L’annonce du rachat de Paris La Défense Arena par Live Nation dépasse largement le cadre du spectacle vivant. Pour le Racing 92, club résident et vitrine sportive du site, cette opération pose la question centrale de son avenir. Les scénarios sont multiples : rachat par un investisseur américain, arrivée de nouveaux actionnaires, poursuite de l’aventure sportive avec les nouveaux propriétaires…Il est prévu que le Racing 92 s’installe en janvier 2027 à Colombes. Une arène bien moins sexy sauf pour les nostalgiques des bleus et blancs.
Depuis le début de la saison, le Racing n’a disputé que 4 de ses 7 matchs à domicile à l’Arena, un chiffre révélateur des tensions croissantes entre programmation sportive et exploitation événementielle. Concerts, grands shows internationaux et événements premium prennent une place de plus en plus importante dans le calendrier, au détriment de la régularité sportive.
Une enceinte pensée pour l’événement, pas pour le rugby
Conçue comme un équipement multifonction, Paris La Défense Arena est devenue en quelques années un outil exceptionnel pour les grandes productions internationales. Jeux Olympiques, concerts géants, tennis indoor : le site coche toutes les cases du spectacle global.
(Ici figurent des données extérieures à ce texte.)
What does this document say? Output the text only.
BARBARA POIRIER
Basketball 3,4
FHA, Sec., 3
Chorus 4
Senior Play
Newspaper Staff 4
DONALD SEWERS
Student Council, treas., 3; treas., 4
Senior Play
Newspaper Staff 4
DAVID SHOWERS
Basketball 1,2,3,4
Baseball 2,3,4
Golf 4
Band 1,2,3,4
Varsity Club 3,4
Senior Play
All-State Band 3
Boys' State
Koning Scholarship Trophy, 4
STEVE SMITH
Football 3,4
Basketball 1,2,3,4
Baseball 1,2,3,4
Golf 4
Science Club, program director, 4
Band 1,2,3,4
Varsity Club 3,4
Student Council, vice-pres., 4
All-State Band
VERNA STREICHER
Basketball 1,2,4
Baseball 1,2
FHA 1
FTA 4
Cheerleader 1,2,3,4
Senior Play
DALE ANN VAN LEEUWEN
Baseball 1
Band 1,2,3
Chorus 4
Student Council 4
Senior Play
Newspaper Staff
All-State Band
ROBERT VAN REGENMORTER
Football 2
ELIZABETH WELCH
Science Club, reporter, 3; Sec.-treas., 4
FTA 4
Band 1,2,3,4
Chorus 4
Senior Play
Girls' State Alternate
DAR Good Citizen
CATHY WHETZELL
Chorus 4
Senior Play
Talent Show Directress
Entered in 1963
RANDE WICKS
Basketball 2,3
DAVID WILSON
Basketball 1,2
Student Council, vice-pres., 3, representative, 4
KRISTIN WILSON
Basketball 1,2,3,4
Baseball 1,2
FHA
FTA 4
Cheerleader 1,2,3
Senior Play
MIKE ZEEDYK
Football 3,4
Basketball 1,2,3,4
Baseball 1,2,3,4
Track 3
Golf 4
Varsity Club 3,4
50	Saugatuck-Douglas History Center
Mais cette polyvalence a un coût pour le Racing 92. Changements de surface, contraintes de calendrier, délocalisations ponctuelles : le club vit depuis plusieurs saisons avec une instabilité structurelle qui pèse autant sur la performance sportive que sur la relation avec son public.
L’arrivée de Live Nation, dont l’ADN est clairement tourné vers la maximisation du nombre de dates et de productions, pourrait accentuer cette tendance.
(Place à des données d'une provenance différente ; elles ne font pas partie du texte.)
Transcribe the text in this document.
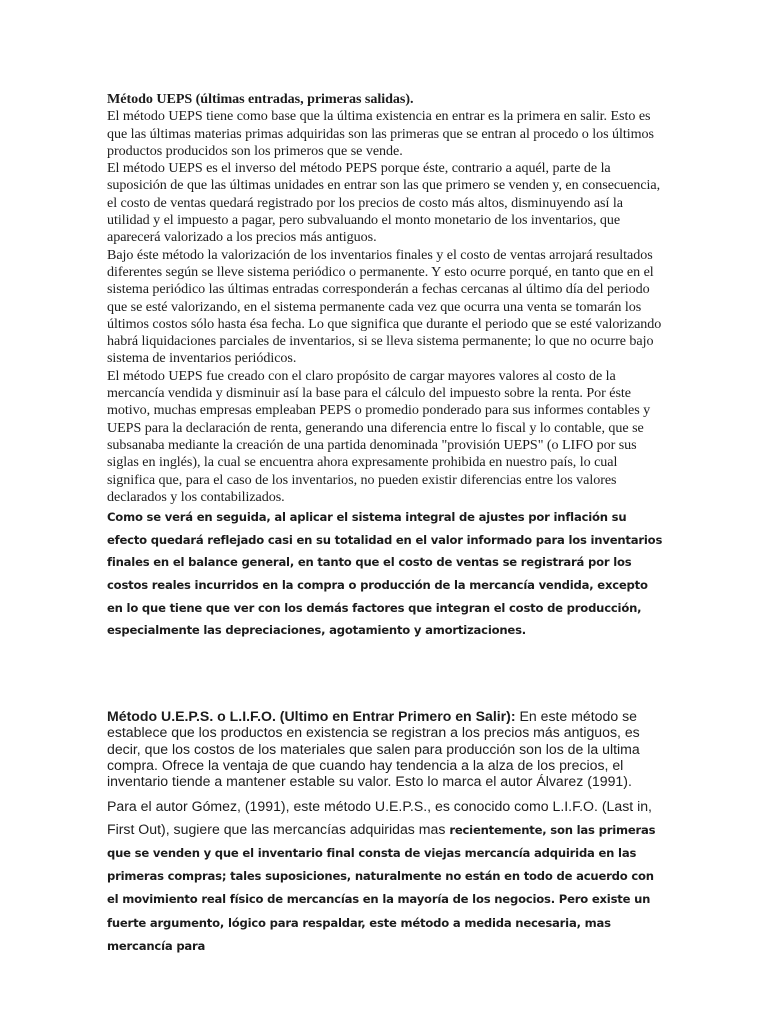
Método UEPS (últimas entradas, primeras salidas).

El método UEPS tiene como base que la última existencia en entrar es la primera en salir. Esto es que las últimas materias primas adquiridas son las primeras que se entran al procedo o los últimos productos producidos son los primeros que se vende.

El método UEPS es el inverso del método PEPS porque éste, contrario a aquél, parte de la suposición de que las últimas unidades en entrar son las que primero se venden y, en consecuencia, el costo de ventas quedará registrado por los precios de costo más altos, disminuyendo así la utilidad y el impuesto a pagar, pero subvaluando el monto monetario de los inventarios, que aparecerá valorizado a los precios más antiguos.

Bajo éste método la valorización de los inventarios finales y el costo de ventas arrojará resultados diferentes según se lleve sistema periódico o permanente. Y esto ocurre porqué, en tanto que en el sistema periódico las últimas entradas corresponderán a fechas cercanas al último día del periodo que se esté valorizando, en el sistema permanente cada vez que ocurra una venta se tomarán los últimos costos sólo hasta ésa fecha. Lo que significa que durante el periodo que se esté valorizando habrá liquidaciones parciales de inventarios, si se lleva sistema permanente; lo que no ocurre bajo sistema de inventarios periódicos.

El método UEPS fue creado con el claro propósito de cargar mayores valores al costo de la mercancía vendida y disminuir así la base para el cálculo del impuesto sobre la renta. Por éste motivo, muchas empresas empleaban PEPS o promedio ponderado para sus informes contables y UEPS para la declaración de renta, generando una diferencia entre lo fiscal y lo contable, que se subsanaba mediante la creación de una partida denominada "provisión UEPS" (o LIFO por sus siglas en inglés), la cual se encuentra ahora expresamente prohibida en nuestro país, lo cual significa que, para el caso de los inventarios, no pueden existir diferencias entre los valores declarados y los contabilizados.

Como se verá en seguida, al aplicar el sistema integral de ajustes por inflación su efecto quedará reflejado casi en su totalidad en el valor informado para los inventarios finales en el balance general, en tanto que el costo de ventas se registrará por los costos reales incurridos en la compra o producción de la mercancía vendida, excepto en lo que tiene que ver con los demás factores que integran el costo de producción, especialmente las depreciaciones, agotamiento y amortizaciones.

Método U.E.P.S. o L.I.F.O. (Ultimo en Entrar Primero en Salir): En este método se establece que los productos en existencia se registran a los precios más antiguos, es decir, que los costos de los materiales que salen para producción son los de la ultima compra. Ofrece la ventaja de que cuando hay tendencia a la alza de los precios, el inventario tiende a mantener estable su valor. Esto lo marca el autor Álvarez (1991).

Para el autor Gómez, (1991), este método U.E.P.S., es conocido como L.I.F.O. (Last in, First Out), sugiere que las mercancías adquiridas mas recientemente, son las primeras que se venden y que el inventario final consta de viejas mercancía adquirida en las primeras compras; tales suposiciones, naturalmente no están en todo de acuerdo con el movimiento real físico de mercancías en la mayoría de los negocios. Pero existe un fuerte argumento, lógico para respaldar, este método a medida necesaria, mas mercancía para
Plus de concerts… moins de rugby ?
Live Nation l’a clairement annoncé : l’objectif est d’accueillir davantage de productions toute l’année. Une ambition cohérente économiquement, mais qui interroge sur la hiérarchie des usages.
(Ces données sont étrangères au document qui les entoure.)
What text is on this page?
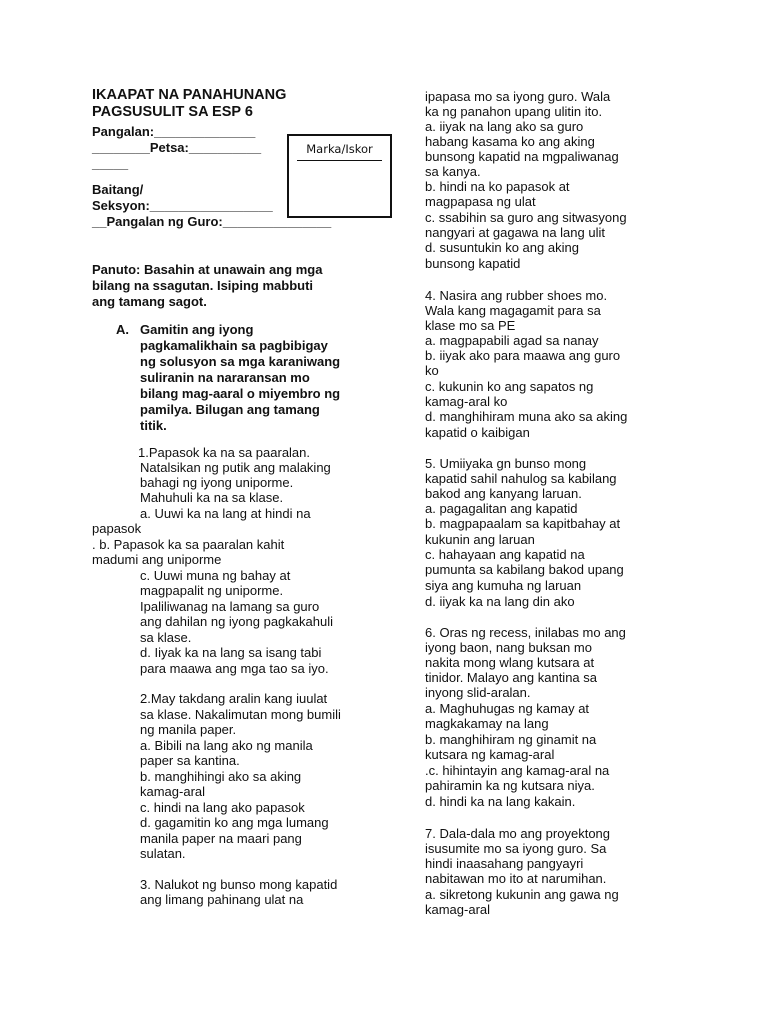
IKAAPAT NA PANAHUNANG
PAGSUSULIT SA ESP 6
Pangalan:______________
________Petsa:__________
_____
Baitang/
Seksyon:_________________
__Pangalan ng Guro:_______________
Marka/Iskor
Panuto: Basahin at unawain ang mga
bilang na ssagutan. Isiping mabbuti
ang tamang sagot.
A. Gamitin ang iyong
pagkamalikhain sa pagbibigay
ng solusyon sa mga karaniwang
suliranin na nararansan mo
bilang mag-aaral o miyembro ng
pamilya. Bilugan ang tamang
titik.
1.Papasok ka na sa paaralan.
Natalsikan ng putik ang malaking
bahagi ng iyong uniporme.
Mahuhuli ka na sa klase.
a. Uuwi ka na lang at hindi na
papasok
. b. Papasok ka sa paaralan kahit
madumi ang uniporme
c. Uuwi muna ng bahay at
magpapalit ng uniporme.
Ipaliliwanag na lamang sa guro
ang dahilan ng iyong pagkakahuli
sa klase.
d. Iiyak ka na lang sa isang tabi
para maawa ang mga tao sa iyo.
2.May takdang aralin kang iuulat
sa klase. Nakalimutan mong bumili
ng manila paper.
a. Bibili na lang ako ng manila
paper sa kantina.
b. manghihingi ako sa aking
kamag-aral
c. hindi na lang ako papasok
d. gagamitin ko ang mga lumang
manila paper na maari pang
sulatan.
3. Nalukot ng bunso mong kapatid
ang limang pahinang ulat na
ipapasa mo sa iyong guro. Wala
ka ng panahon upang ulitin ito.
a. iiyak na lang ako sa guro
habang kasama ko ang aking
bunsong kapatid na mgpaliwanag
sa kanya.
b. hindi na ko papasok at
magpapasa ng ulat
c. ssabihin sa guro ang sitwasyong
nangyari at gagawa na lang ulit
d. susuntukin ko ang aking
bunsong kapatid
4. Nasira ang rubber shoes mo.
Wala kang magagamit para sa
klase mo sa PE
a. magpapabili agad sa nanay
b. iiyak ako para maawa ang guro
ko
c. kukunin ko ang sapatos ng
kamag-aral ko
d. manghihiram muna ako sa aking
kapatid o kaibigan
5. Umiiyaka gn bunso mong
kapatid sahil nahulog sa kabilang
bakod ang kanyang laruan.
a. pagagalitan ang kapatid
b. magpapaalam sa kapitbahay at
kukunin ang laruan
c. hahayaan ang kapatid na
pumunta sa kabilang bakod upang
siya ang kumuha ng laruan
d. iiyak ka na lang din ako
6. Oras ng recess, inilabas mo ang
iyong baon, nang buksan mo
nakita mong wlang kutsara at
tinidor. Malayo ang kantina sa
inyong slid-aralan.
a. Maghuhugas ng kamay at
magkakamay na lang
b. manghihiram ng ginamit na
kutsara ng kamag-aral
.c. hihintayin ang kamag-aral na
pahiramin ka ng kutsara niya.
d. hindi ka na lang kakain.
7. Dala-dala mo ang proyektong
isusumite mo sa iyong guro. Sa
hindi inaasahang pangyayri
nabitawan mo ito at narumihan.
a. sikretong kukunin ang gawa ng
kamag-aral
Si la salle reste officiellement ouverte à tous les promoteurs et continue d’accueillir le Racing 92, rien ne garantit que le rugby restera prioritaire dans les arbitrages de calendrier. Dans un modèle dominé par la rentabilité événementielle, un match de Top 14 pèse moins qu’un concert à guichets fermés de plusieurs soirs consécutifs.
Un symbole plus large des mutations du rugby pro
Au-delà du cas du Racing 92, cette situation illustre une tendance de fond : le rugby n’est plus toujours l’événement principal dans les enceintes modernes qu’il occupe. Il devient un usage parmi d’autres, soumis à des logiques économiques parfois éloignées de la performance sportive. Selon les Echos il est déjà prévu que le Racing 92 s’installe à partir de janvier 2027 au Stade Yves du Manoir de Colombes une fois qu’il sera rénové. Un arène bien moins sexy pour les joueurs et les spectateurs.